Several times that day, Laila banged her fists against the walls, used up her energy screaming for help, hoping that a neighbor would hear. But no one came, and her shrieking only frightened Aziza, who began to cry again, a weak, croaking sound. Laila slid to the ground. She thought guiltily of Mariam, beaten and bloodied, locked in this heat in the toolshed.

Laila fell asleep at some point, her body baking in the heat. She had a dream that she and Aziza had run into Tariq. He was across a crowded street from them, beneath the awning of a tailor's shop. He was sitting on his haunches and sampling from a crate of figs. That's your father, Laila said. That man there, you see him? He's your real baba. She called his name, but the street noise drowned her voice, and Tariq didn't hear.

She woke up to the whistling of rockets streaking overhead. Somewhere, the sky she couldn't see erupted with blasts and the long, frantic hammering of machine-gun fire. Laila closed her eyes. She woke again to Rasheed's heavy footsteps in the hallway. She dragged herself to the door, slapped her palms against it.

"Just one glass, Rasheed. Not for me. Do it for her. You don't want her blood on your hands."

He walked past.

She began to plead with him. She begged for forgiveness, made promises. She cursed him.

His door closed. The radio came on.

The muezzin called azan a third time. Again the heat. Aziza became even more listless. She stopped crying, stopped moving altogether.

Laila put her ear over Aziza's mouth, dreading each time that she would not hear the shallow whooshing of breath. Even this simple act of lifting herself made her head swim. She fell asleep, had dreams she could not remember. When she woke up, she checked on Aziza, felt the parched cracks of her lips, the faint pulse at her neck, lay down again. They would die here, of that Laila was sure now, but what she really dreaded was that she would outlast Aziza, who was young and brittle. How much more could Aziza take? Aziza would die in this heat, and Laila would have to lie beside her stiffening little body and wait for her own death. Again she fell asleep. Woke up. Fell asleep. The line between dream and wakefulness blurred.

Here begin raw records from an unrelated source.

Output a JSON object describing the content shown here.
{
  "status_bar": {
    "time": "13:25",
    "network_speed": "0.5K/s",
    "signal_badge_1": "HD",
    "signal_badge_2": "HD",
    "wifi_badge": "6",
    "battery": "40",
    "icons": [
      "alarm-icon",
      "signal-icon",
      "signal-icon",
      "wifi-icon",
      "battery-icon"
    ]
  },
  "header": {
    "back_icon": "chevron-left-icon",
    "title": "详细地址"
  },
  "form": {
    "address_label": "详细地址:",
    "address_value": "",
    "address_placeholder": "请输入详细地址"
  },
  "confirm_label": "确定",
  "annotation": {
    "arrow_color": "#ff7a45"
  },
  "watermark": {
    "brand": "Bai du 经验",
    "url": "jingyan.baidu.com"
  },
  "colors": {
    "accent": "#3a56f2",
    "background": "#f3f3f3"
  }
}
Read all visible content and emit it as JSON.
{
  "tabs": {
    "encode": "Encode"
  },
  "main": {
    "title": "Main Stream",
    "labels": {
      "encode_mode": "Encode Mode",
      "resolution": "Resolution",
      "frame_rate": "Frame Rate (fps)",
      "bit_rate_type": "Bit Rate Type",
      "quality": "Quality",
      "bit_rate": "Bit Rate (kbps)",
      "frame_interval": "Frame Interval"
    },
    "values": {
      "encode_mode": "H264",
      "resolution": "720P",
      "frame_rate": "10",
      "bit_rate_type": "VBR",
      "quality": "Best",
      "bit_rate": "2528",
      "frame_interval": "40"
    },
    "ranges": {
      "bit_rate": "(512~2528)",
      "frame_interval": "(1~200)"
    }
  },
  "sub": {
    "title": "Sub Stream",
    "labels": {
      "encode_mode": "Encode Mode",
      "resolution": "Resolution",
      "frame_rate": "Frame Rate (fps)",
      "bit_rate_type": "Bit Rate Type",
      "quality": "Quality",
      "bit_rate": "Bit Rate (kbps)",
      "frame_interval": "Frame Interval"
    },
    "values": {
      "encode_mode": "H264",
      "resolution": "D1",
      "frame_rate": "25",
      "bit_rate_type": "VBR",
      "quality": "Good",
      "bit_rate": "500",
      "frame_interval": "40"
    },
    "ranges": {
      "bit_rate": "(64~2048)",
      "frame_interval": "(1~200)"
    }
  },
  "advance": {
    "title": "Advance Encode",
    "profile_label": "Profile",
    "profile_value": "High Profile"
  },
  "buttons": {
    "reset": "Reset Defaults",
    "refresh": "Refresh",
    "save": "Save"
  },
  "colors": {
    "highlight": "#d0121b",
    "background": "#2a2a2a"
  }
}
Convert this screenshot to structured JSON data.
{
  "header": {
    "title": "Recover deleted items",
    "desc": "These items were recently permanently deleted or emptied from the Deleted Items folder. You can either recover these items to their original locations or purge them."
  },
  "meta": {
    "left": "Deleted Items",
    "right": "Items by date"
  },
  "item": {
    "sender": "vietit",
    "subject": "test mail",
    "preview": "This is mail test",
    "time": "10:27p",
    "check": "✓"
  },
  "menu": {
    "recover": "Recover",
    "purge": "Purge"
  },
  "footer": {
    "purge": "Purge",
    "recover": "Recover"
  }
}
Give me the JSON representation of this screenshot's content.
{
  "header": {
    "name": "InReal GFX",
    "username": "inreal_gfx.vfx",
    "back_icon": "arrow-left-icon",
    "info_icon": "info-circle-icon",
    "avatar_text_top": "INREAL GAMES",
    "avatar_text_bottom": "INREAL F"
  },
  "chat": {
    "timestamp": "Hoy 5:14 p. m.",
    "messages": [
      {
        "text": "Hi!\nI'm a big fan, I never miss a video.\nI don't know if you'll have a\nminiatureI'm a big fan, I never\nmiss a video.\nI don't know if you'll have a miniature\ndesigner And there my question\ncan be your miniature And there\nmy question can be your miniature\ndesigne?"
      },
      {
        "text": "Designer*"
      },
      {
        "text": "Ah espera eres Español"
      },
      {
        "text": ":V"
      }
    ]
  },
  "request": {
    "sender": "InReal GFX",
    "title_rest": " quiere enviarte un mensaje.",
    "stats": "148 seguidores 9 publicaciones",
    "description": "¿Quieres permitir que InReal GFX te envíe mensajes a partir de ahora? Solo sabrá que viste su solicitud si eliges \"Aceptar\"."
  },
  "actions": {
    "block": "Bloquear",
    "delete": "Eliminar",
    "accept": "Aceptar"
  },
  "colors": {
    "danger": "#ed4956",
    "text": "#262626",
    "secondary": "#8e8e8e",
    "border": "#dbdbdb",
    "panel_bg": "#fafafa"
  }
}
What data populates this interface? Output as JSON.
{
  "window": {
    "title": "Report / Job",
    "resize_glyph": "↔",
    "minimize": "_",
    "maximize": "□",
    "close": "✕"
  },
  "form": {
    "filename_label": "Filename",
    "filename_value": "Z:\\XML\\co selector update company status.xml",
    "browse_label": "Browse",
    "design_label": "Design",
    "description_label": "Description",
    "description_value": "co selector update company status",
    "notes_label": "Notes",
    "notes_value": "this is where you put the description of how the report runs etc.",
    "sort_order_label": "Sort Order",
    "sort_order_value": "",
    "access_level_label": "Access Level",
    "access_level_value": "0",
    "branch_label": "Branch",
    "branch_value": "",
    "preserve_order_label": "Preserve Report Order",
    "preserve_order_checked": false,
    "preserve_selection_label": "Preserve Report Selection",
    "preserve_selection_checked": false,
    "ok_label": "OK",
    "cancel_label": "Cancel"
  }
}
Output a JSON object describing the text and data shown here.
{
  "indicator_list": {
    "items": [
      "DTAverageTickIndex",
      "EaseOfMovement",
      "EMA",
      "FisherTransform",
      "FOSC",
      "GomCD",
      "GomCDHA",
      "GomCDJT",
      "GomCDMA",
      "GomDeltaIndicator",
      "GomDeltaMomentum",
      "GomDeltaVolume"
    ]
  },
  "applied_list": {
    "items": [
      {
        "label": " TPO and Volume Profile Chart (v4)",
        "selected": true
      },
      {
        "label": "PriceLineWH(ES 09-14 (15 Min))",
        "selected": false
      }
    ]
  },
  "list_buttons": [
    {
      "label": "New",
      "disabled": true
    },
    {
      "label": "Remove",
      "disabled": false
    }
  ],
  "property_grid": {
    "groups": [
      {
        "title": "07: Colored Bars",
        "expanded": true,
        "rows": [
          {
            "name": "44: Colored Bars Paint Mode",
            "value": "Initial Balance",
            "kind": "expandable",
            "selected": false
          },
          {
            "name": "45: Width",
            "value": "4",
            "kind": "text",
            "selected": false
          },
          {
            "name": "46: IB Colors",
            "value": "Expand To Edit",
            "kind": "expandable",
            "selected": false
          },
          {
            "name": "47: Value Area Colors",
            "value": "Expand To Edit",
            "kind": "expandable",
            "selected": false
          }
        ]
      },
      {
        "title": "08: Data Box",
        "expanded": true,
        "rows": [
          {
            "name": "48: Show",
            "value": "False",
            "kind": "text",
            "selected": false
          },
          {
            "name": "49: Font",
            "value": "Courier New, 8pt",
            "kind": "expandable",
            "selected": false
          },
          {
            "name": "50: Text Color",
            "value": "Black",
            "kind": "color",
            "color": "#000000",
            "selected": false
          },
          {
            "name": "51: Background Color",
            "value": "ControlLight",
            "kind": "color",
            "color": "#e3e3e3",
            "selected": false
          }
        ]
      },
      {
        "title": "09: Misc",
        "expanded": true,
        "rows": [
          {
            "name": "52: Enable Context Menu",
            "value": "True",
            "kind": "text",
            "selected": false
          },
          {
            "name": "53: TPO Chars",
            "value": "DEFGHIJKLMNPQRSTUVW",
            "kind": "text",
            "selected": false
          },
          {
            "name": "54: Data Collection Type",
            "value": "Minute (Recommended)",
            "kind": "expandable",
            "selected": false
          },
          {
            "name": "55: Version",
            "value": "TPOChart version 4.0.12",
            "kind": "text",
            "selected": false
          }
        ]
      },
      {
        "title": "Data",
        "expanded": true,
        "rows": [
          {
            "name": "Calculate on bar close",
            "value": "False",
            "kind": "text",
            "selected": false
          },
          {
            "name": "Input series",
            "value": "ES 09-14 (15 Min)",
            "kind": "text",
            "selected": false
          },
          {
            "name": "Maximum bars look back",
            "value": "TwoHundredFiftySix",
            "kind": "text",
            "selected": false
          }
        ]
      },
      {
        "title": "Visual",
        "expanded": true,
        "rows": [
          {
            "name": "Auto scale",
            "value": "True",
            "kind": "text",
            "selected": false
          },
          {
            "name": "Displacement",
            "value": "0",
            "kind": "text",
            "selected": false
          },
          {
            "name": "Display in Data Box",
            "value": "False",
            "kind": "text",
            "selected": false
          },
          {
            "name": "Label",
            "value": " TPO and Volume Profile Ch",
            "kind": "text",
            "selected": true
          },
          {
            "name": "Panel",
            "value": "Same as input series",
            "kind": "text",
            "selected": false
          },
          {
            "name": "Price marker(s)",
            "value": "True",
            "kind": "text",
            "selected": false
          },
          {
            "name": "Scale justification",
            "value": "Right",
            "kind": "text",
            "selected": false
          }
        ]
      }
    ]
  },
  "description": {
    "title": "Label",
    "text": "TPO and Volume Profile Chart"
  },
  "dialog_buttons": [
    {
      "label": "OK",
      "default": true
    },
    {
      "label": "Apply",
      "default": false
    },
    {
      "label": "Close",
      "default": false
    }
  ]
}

It wasn't roosters or azan that woke her up again but the sound of something heavy being dragged. She heard a rattling. Suddenly, the room was flooded with light. Her eyes screamed in protest. Laila raised her head, winced, and shielded her eyes. Through the cracks between her fingers, she saw a big, blurry silhouette standing in a rectangle of light. The silhouette moved. Now there was a shape crouching beside her, looming over her, and a voice by her ear.